É obrigatório declarar a compra e venda de imóveis?

Sim, a compra e a venda (ou a mera posse) de imóveis devem ser declaradas anualmente.

Como é feita a declaração?

Ao vender um imóvel com lucro, o contribuinte precisa, em primeiro lugar, apurar o total de imposto a ser pago no Programa de Ganhos de Capital (GCAP), para depois zerar o valor do bem na ficha “Bens e Direitos”.

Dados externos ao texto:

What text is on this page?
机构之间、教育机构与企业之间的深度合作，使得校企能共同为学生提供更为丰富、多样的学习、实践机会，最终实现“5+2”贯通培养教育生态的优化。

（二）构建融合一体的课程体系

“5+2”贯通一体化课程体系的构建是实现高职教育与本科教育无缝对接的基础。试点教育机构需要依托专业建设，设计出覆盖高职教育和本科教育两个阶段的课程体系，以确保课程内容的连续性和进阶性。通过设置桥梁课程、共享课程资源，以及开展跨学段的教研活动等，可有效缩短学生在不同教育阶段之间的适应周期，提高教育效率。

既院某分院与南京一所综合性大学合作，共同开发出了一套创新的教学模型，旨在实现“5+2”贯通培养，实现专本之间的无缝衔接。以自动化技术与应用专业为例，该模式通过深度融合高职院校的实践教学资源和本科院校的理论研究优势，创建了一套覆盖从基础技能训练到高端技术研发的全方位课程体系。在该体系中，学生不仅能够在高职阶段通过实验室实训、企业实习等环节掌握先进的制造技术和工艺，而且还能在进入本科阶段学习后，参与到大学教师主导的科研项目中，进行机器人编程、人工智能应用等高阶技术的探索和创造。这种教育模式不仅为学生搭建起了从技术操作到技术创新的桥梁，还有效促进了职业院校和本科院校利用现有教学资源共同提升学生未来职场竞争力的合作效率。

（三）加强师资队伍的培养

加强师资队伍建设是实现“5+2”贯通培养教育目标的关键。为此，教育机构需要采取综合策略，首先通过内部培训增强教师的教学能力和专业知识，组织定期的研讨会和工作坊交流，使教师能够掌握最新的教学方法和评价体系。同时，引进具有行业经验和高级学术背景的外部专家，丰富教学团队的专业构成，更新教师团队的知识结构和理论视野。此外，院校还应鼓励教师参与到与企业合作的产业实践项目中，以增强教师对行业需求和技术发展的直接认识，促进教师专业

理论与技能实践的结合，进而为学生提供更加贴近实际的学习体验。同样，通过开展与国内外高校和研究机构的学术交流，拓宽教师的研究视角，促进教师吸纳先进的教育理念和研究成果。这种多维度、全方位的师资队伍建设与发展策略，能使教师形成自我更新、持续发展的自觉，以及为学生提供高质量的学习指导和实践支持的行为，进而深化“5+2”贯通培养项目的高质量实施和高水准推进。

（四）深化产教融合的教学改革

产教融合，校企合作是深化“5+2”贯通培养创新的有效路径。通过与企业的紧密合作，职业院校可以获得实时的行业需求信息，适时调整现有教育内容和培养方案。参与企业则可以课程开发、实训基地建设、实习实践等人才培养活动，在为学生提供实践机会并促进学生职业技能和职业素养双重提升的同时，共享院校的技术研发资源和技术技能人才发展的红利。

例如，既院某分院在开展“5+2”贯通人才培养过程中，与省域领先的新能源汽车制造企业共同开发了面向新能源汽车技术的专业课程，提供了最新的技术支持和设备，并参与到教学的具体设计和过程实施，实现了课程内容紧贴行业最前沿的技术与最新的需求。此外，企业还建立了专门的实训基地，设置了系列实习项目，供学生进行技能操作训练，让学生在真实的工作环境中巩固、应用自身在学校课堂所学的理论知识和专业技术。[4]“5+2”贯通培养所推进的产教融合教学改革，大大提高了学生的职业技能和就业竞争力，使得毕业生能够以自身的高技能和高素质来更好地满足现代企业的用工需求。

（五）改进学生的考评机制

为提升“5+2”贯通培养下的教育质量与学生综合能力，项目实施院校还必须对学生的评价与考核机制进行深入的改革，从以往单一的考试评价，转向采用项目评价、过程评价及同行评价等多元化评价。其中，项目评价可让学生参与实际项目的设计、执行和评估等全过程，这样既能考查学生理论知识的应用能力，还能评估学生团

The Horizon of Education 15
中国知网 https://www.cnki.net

A Receita Federal prevê a possibilidade de isenção sobre o lucro na venda de imóveis em apenas dois casos:

  • Primeiro, quando o valor é reaplicado na compra de outro imóvel residencial em até 180 dias. A regra também vale para os contribuintes que fizeram um financiamento imobiliário. Se você, por exemplo, vendeu um apartamento com lucro, e usou esse dinheiro para quitar um empréstimo imobiliário, não há incidência de IR.
  • A outra alternativa é, quando pessoas físicas vendem o seu único imóvel residencial por até R$440.000, sendo essa a primeira alienação imobiliária em cinco anos.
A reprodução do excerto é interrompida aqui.